🤖 AI Summary
This work addresses the lack of evaluation frameworks for zero-shot text-to-image models’ ability to concretize taxonomic concepts, introducing the first zero-shot image generation benchmark grounded in the WordNet hierarchy. Methodologically, we propose nine taxonomy-aware automatic evaluation metrics and a novel GPT-4–driven pairwise human feedback mechanism, integrated with lexicographic sampling, LLM-assisted prediction, and multidimensional quantitative analysis. Results reveal that model rankings diverge significantly from those observed in standard text-to-image benchmarks: Playground-v2 and FLUX consistently outperform all others across all subsets and metrics, whereas retrieval-based methods yield the poorest performance. This study provides the first systematic empirical validation of text-to-image models’ capacity to comprehend and visually realize structured semantic knowledge. It establishes a reproducible evaluation paradigm and evidence-based foundation for automating high-quality taxonomic visual resource construction.
📝 Abstract
This paper explores the feasibility of using text-to-image models in a zero-shot setup to generate images for taxonomy concepts. While text-based methods for taxonomy enrichment are well-established, the potential of the visual dimension remains unexplored. To address this, we propose a comprehensive benchmark for Taxonomy Image Generation that assesses models' abilities to understand taxonomy concepts and generate relevant, high-quality images.
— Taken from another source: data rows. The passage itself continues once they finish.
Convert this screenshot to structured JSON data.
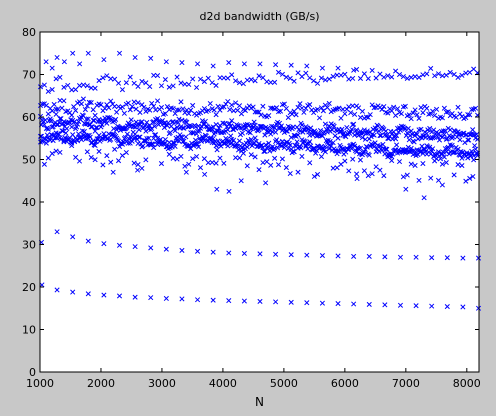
{
  "chart_data": {
    "type": "scatter",
    "title": "d2d bandwidth (GB/s)",
    "xlabel": "N",
    "ylabel": "",
    "xlim": [
      1000,
      8200
    ],
    "ylim": [
      0,
      80
    ],
    "xticks": [
      1000,
      2000,
      3000,
      4000,
      5000,
      6000,
      7000,
      8000
    ],
    "yticks": [
      0,
      10,
      20,
      30,
      40,
      50,
      60,
      70,
      80
    ],
    "grid": false,
    "legend": "none",
    "marker": "x",
    "color": "#0000ff",
    "series": [
      {
        "values": [
          [
            1032,
            20.5
          ],
          [
            1280,
            19.3
          ],
          [
            1536,
            18.8
          ],
          [
            1792,
            18.4
          ],
          [
            2048,
            18.1
          ],
          [
            2304,
            17.9
          ],
          [
            2560,
            17.6
          ],
          [
            2816,
            17.5
          ],
          [
            3072,
            17.3
          ],
          [
            3328,
            17.2
          ],
          [
            3584,
            17.0
          ],
          [
            3840,
            16.9
          ],
          [
            4096,
            16.8
          ],
          [
            4352,
            16.7
          ],
          [
            4608,
            16.6
          ],
          [
            4864,
            16.5
          ],
          [
            5120,
            16.4
          ],
          [
            5376,
            16.3
          ],
          [
            5632,
            16.2
          ],
          [
            5888,
            16.1
          ],
          [
            6144,
            16.0
          ],
          [
            6400,
            15.9
          ],
          [
            6656,
            15.8
          ],
          [
            6912,
            15.7
          ],
          [
            7168,
            15.6
          ],
          [
            7424,
            15.5
          ],
          [
            7680,
            15.4
          ],
          [
            7936,
            15.3
          ],
          [
            8192,
            15.0
          ]
        ]
      },
      {
        "values": [
          [
            1024,
            30.5
          ],
          [
            1280,
            33.0
          ],
          [
            1536,
            31.8
          ],
          [
            1792,
            30.8
          ],
          [
            2048,
            30.2
          ],
          [
            2304,
            29.8
          ],
          [
            2560,
            29.5
          ],
          [
            2816,
            29.2
          ],
          [
            3072,
            28.9
          ],
          [
            3328,
            28.6
          ],
          [
            3584,
            28.4
          ],
          [
            3840,
            28.2
          ],
          [
            4096,
            28.0
          ],
          [
            4352,
            27.9
          ],
          [
            4608,
            27.8
          ],
          [
            4864,
            27.7
          ],
          [
            5120,
            27.6
          ],
          [
            5376,
            27.5
          ],
          [
            5632,
            27.4
          ],
          [
            5888,
            27.3
          ],
          [
            6144,
            27.2
          ],
          [
            6400,
            27.2
          ],
          [
            6656,
            27.1
          ],
          [
            6912,
            27.0
          ],
          [
            7168,
            27.0
          ],
          [
            7424,
            26.9
          ],
          [
            7680,
            26.9
          ],
          [
            7936,
            26.8
          ],
          [
            8192,
            26.8
          ]
        ]
      },
      {
        "bands": [
          {
            "x_start": 1008,
            "x_end": 8190,
            "step": 16,
            "y_start": 55.5,
            "y_end": 51.5,
            "jitter": 1.2
          },
          {
            "x_start": 1008,
            "x_end": 8190,
            "step": 16,
            "y_start": 59.0,
            "y_end": 55.5,
            "jitter": 1.3
          },
          {
            "x_start": 1008,
            "x_end": 8190,
            "step": 32,
            "y_start": 62.5,
            "y_end": 61.0,
            "jitter": 1.4
          },
          {
            "x_start": 1008,
            "x_end": 8190,
            "step": 64,
            "y_start": 67.5,
            "y_end": 70.5,
            "jitter": 1.2
          },
          {
            "x_start": 1008,
            "x_end": 8190,
            "step": 64,
            "y_start": 52.0,
            "y_end": 48.0,
            "jitter": 3.5
          }
        ],
        "outliers": [
          [
            1280,
            74.0
          ],
          [
            1536,
            75.0
          ],
          [
            1792,
            75.0
          ],
          [
            2048,
            73.5
          ],
          [
            2304,
            75.0
          ],
          [
            2560,
            74.0
          ],
          [
            2816,
            73.8
          ],
          [
            3072,
            73.0
          ],
          [
            3328,
            72.8
          ],
          [
            3584,
            72.5
          ],
          [
            3840,
            72.0
          ],
          [
            4096,
            72.8
          ],
          [
            4352,
            72.5
          ],
          [
            4608,
            72.5
          ],
          [
            4864,
            72.3
          ],
          [
            5120,
            72.2
          ],
          [
            5376,
            72.0
          ],
          [
            5632,
            71.5
          ],
          [
            5888,
            71.5
          ],
          [
            6144,
            71.0
          ],
          [
            1100,
            73.0
          ],
          [
            1200,
            71.5
          ],
          [
            1400,
            73.0
          ],
          [
            1650,
            72.5
          ],
          [
            3900,
            43.0
          ],
          [
            4100,
            42.5
          ],
          [
            4300,
            45.0
          ],
          [
            4700,
            44.5
          ],
          [
            5500,
            46.0
          ],
          [
            6200,
            45.5
          ],
          [
            7000,
            43.0
          ],
          [
            7300,
            41.0
          ],
          [
            7600,
            44.0
          ],
          [
            8100,
            46.0
          ],
          [
            2200,
            47.0
          ],
          [
            2600,
            47.5
          ],
          [
            3400,
            47.0
          ],
          [
            3700,
            46.5
          ]
        ]
      }
    ]
  }
}
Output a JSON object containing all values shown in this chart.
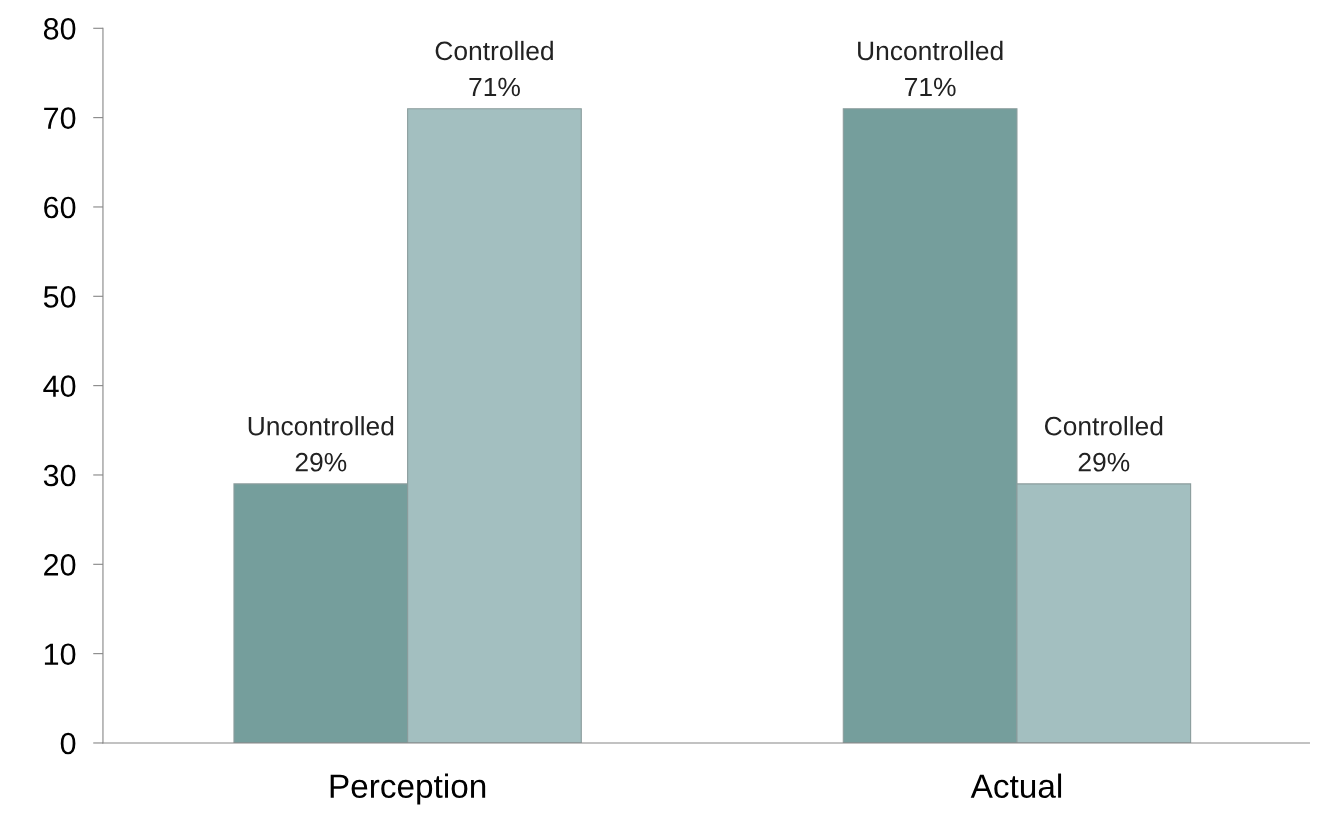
{
  "chart_data": {
    "type": "bar",
    "categories": [
      "Perception",
      "Actual"
    ],
    "series": [
      {
        "color": "#759e9c",
        "values": [
          29,
          71
        ],
        "value_labels": [
          "Uncontrolled\n29%",
          "Uncontrolled\n71%"
        ]
      },
      {
        "color": "#a3bfc0",
        "values": [
          71,
          29
        ],
        "value_labels": [
          "Controlled\n71%",
          "Controlled\n29%"
        ]
      }
    ],
    "ylim": [
      0,
      80
    ],
    "yticks": [
      0,
      10,
      20,
      30,
      40,
      50,
      60,
      70,
      80
    ],
    "grid": false,
    "legend": false
  }
}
The benchmark includes common-sense and randomly sampled WordNet concepts, alongside the LLM generated predictions. The 12 models are evaluated using 9 novel taxonomy-related text-to-image metrics and human feedback. Moreover, we pioneer the use of pairwise evaluation with GPT-4 feedback for image generation. Experimental results show that the ranking of models differs significantly from standard T2I tasks. Playground-v2 and FLUX consistently outperform across metrics and subsets and the retrieval-based approach performs poorly. These findings highlight the potential for automating the curation of structured data resources.